Тропинка шла через поляну, где Камиллу поджидал какой-то человек. "Романтический образ", - невольно подумала девушка - такой он был бледный и решительный.

- Ральф! - ее глаза засветились упреком. - Ну как ты мог! Ты же обещал мне… А ну-ка уходи.

- Не уйду. Не могу я больше, Камилла. Я видел, как ты свернула в рошу, и специально прошел по другой дороге, чтобы тебя встретить. Извини, Камилла… Я просто не смог удержаться, а потом подумал, что это вообще какая-то дурь. Более того, мне нужно кое-что тебе сказать… - Лицо его переменилось. - Эй!

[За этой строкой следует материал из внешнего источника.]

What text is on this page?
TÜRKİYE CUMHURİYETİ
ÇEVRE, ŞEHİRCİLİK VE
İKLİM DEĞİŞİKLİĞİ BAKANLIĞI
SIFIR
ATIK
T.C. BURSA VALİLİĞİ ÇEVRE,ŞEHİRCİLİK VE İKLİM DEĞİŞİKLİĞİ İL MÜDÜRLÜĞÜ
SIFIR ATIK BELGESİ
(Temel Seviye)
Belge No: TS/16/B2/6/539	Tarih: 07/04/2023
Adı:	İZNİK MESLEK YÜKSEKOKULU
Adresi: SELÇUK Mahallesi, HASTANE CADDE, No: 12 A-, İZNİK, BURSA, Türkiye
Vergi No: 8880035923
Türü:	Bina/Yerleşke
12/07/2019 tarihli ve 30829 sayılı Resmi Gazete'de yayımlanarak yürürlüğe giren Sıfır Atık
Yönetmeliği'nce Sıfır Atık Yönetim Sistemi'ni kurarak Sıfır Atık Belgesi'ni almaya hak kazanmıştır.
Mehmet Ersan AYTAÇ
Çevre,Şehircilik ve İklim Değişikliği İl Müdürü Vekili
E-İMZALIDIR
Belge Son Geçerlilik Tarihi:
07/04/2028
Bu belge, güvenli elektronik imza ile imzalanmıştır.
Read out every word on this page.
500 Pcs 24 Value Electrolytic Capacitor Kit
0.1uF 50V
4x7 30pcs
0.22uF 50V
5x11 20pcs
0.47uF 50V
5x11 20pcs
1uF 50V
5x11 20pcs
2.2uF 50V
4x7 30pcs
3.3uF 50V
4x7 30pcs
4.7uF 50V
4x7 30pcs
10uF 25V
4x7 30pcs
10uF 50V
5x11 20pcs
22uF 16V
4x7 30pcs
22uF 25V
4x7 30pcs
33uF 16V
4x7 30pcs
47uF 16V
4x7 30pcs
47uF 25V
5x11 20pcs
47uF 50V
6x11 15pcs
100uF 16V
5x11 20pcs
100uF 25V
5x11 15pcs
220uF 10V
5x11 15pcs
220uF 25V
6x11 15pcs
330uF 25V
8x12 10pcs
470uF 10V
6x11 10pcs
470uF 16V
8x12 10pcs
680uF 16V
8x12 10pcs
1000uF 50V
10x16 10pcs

Милая моя, что с тобой? Вроде я не похож на разбойника. Почему у тебя такой испуганный вид?

У Камиллы вырвался нервный смешок.

- Наверное, это скучно слушать, но только что в лесу я видела такую мерзость, что меня чуть не стошнило.

Ральф взял ее руки в свои, и девушка с облегчением положила голову к нему на грудь.

- И что же ты такое видела, моя бедная малышка?

- Там был Эрни с мертвой собакой, и он говорил о смерти…

Она подняла на него беспомощный взгляд и заплакала. Ральф невольно вскрикнул и еще крепче прижал ее к себе.

Из кузницы вышел человек в черном костюме и тут же застыл на месте с удивленным и недовольным видом. Это был Лицедей.